Timeouts are unified across assertions, actions, and path assertions. Default timeout precedence is: global all-driver config, then global per-driver config, then session timeout_ms, then call timeout: .... The built-in defaults are 0ms for static and 500ms for live/browser. Static assertions are one-shot. Live assertions and actions wait on LiveView progress before retrying. Browser assertions and actions wait natively in the browser driver rather than through a shared outer timeout loop.

Step 7: Browser-Only Extensions

import Cerberus.Browser

session =
  session(:browser)
  |> visit("/browser/extensions")
  |> type(css("#keyboard-input"), "hello")
  |> press(css("#press-input"), "Enter")

evaluate_js(session, "setTimeout(() => document.getElementById('confirm-dialog')?.click(), 10)", fn _ -> :ok end)
evaluate_js(session, "window.__cerberusMarker = 'ready'")

session =
  session
  |> assert_dialog(~l"Delete item?"e)

session
|> assert_has(~l"Press result: submitted"e)
|> assert_has(~l"Dialog result: cancelled"e)

png =
  screenshot(session, path: "tmp/extensions.png", return_result: true)

cookie(session, "_cerberus_fixture_key", fn entry ->
  assert entry
end)

session
|> add_session_cookie(
  [value: %{session_user: "alice"}],
  Cerberus.Fixtures.Endpoint.session_options()
)
|> visit("/session/user")
|> assert_has(~l"Session user: alice"e)

Step 8: Per-Test Browser Overrides

session(:browser,
  ready_timeout_ms: 2_500,
  user_agent: "Cerberus Mobile Spec",
  browser: [viewport: {390, 844}]
)
|> visit("/live/counter")
|> assert_has(~l"Count: 1"e)

Use this when one test needs different browser characteristics (for example mobile viewport) without changing global config.

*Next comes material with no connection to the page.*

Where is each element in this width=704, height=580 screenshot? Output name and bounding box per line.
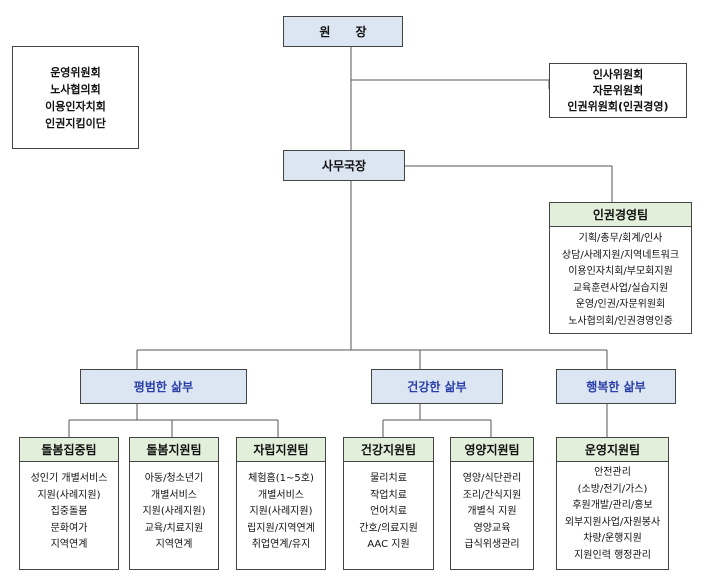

SQL sandbox user-agent helper:

metadata = Cerberus.Browser.user_agent_for_sandbox(MyApp.Repo, context)

session(:browser, user_agent: metadata)

# Optional: delay sandbox-owner shutdown for LiveView-heavy browser tests.
config :cerberus, ecto_sandbox_stop_owner_delay: 100

Step 9: Install Local Browser Runtimes

Install browser binaries with Cerberus Mix tasks:

MIX_ENV=test mix cerberus.install.chrome

For explicit versions:

MIX_ENV=test mix cerberus.install.chrome --version 146.0.7680.31

Cerberus writes stable local links on install (tmp/chrome-current, tmp/chromedriver-current), so local managed browser runs work without extra binary-path config.

Step 10: Remote WebDriver Mode

config :cerberus, :browser,
  webdriver_url: "http://127.0.0.1:4444"

Remote mode connects to an already-running WebDriver endpoint and skips local browser/WebDriver launch.

To keep one global remote Chrome lane while still making the browser endpoint explicit:

config :cerberus, :browser,
  chrome_webdriver_url: "http://127.0.0.1:4444"

Step 11: Headed Browser and Runtime Launch Options

config :cerberus, :browser,
  headless: false

headless: false runs headed mode.

slow_mo adds a fixed delay (in milliseconds) before each browser BiDi command:

config :cerberus, :browser,
  slow_mo: 120

Runtime launch settings (for example headless, slow_mo, browser binaries, driver binaries, webdriver_url, and chrome_webdriver_url) are runtime-level and should be configured globally per test invocation, not per test.